Veltrano had confirmed to Allbright that nothing had been held back from Beijing, so for now at least they were all on the same team. Xiang’s people could only extrapolate data that Redgrave transmitted; they could not collect it themselves. Their estimate with the help of the world’s best mathematicians was even bleaker than Redgrave’s own simple calculation. As a consequence, the decision was taken to switch off gravity earlier than planned with all its attendant disruption to the crew.
The footage from Veltrano’s fibre optic monitor showed no advance of the problem. The debate over this raged in both Beijing and aboard Copernicus. Carvalho argued that zero gravity had slowed or stopped further dripping of the partially cured polymer. Redgrave disagreed, maintaining that the removal of a centrifugal force would cause a temporary change in dynamics of the polymer flow patterns, but it would then assume a new pattern, perhaps of spreading rather than dripping. The heated exchange was punctured when Veltrano, in his own way of minimising melodrama announced that the optic feed had ceased. He didn’t know why and volunteered to return to the fuel storage section to find out. Magnusson stated the obvious, that this would be much trickier with no gravity. He also agreed it had to be done.
Carvalho accompanied Veltrano again, and with meticulous care they finally accessed the target area. Having inspected the optics rig, Veltrano switched places with Carvalho and asked him to say nothing. “Just look and we will head back.” The rest of the crew was huddled anxiously around the remote viewpoint and the Commander was repeatedly asking for an update, but neither of the inspection team appeared to be able to hear him. When they had disrobed from their suits they were met by Magnusson who simply said, “Well?”

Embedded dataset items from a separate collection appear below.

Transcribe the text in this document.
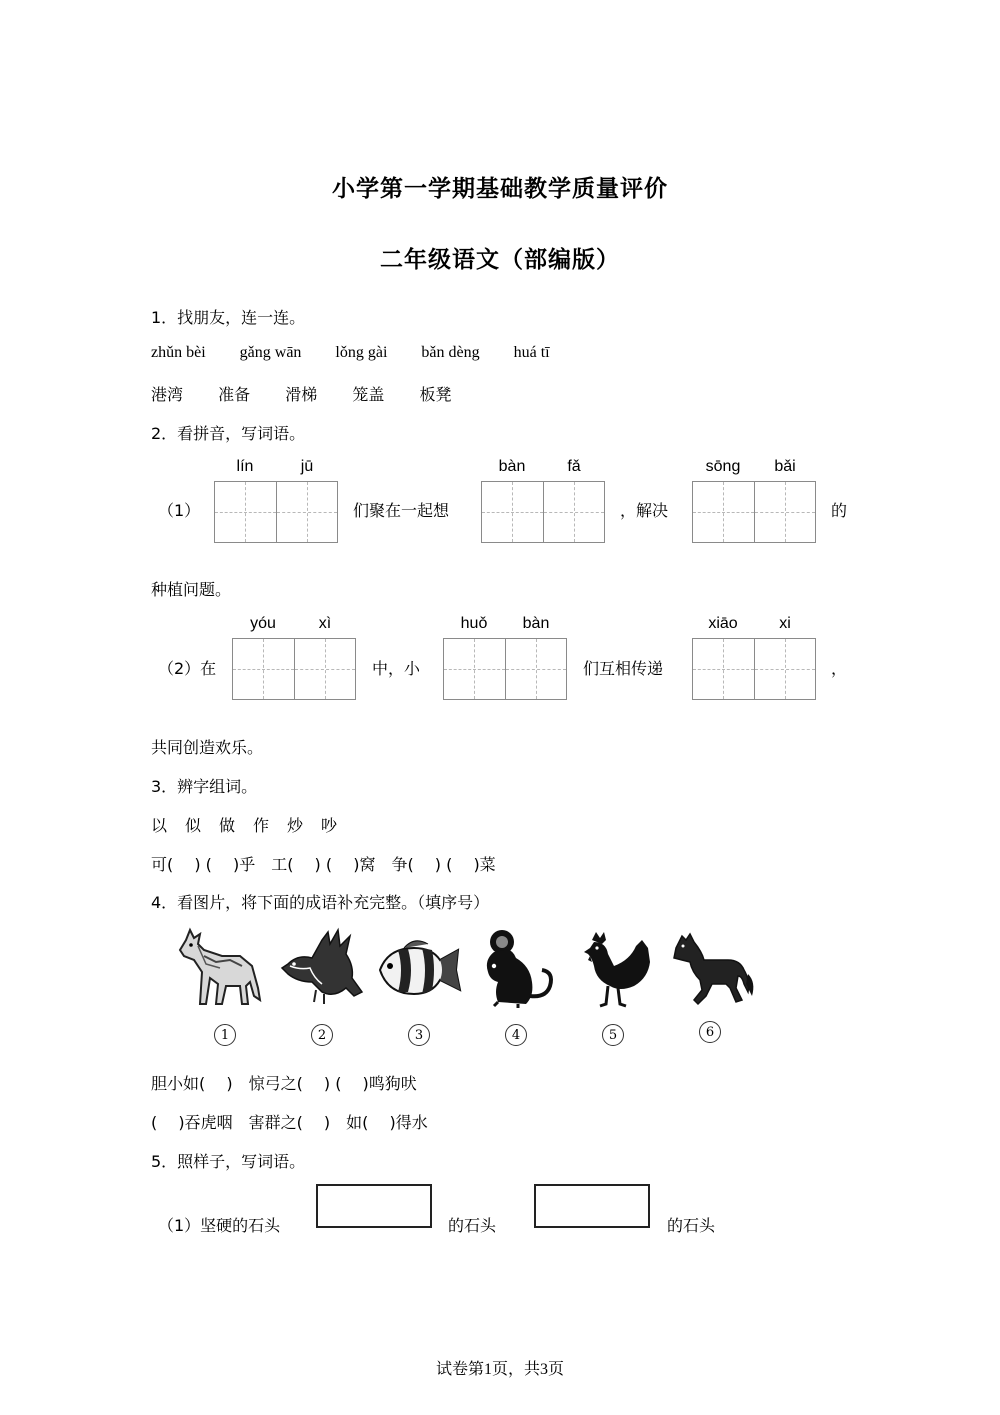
小学第一学期基础教学质量评价
二年级语文（部编版）
1．找朋友，连一连。
zhǔn bèi gǎng wān lǒng gài bǎn dèng huá tī
港湾 准备 滑梯 笼盖 板凳
2．看拼音，写词语。
（1）
lín	jū
们聚在一起想
bàn	fǎ
，解决
sōng	bǎi
的
种植问题。
（2）在
yóu	xì
中，小
huǒ	bàn
们互相传递
xiāo	xi
，
共同创造欢乐。
3．辨字组词。
以　似　做　作　炒　吵
可(　 ) (　 )乎　工(　 ) (　 )窝　争(　 ) (　 )菜
4．看图片，将下面的成语补充完整。（填序号）
1	2	3	4	5	6
胆小如(　 )　惊弓之(　 ) (　 )鸣狗吠
(　 )吞虎咽　害群之(　 )　如(　 )得水
5．照样子，写词语。
（1）坚硬的石头	的石头	的石头
试卷第1页，共3页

“In your quarters would be better Sir,” whispered Veltrano. Carvalho nodded in accord. Once the door was closed Veltrano took a piece of paper and wrote the words – ‘manually disconnected’. The ramifications exploded in Magnusson’s mind. He could not even exclude the two with whom he was now discussing the sabotage. He muttered a sentence in Swedish, which was a little disturbing for the other two. Then he thanked them and asked them to leave him while he mulled over the next steps.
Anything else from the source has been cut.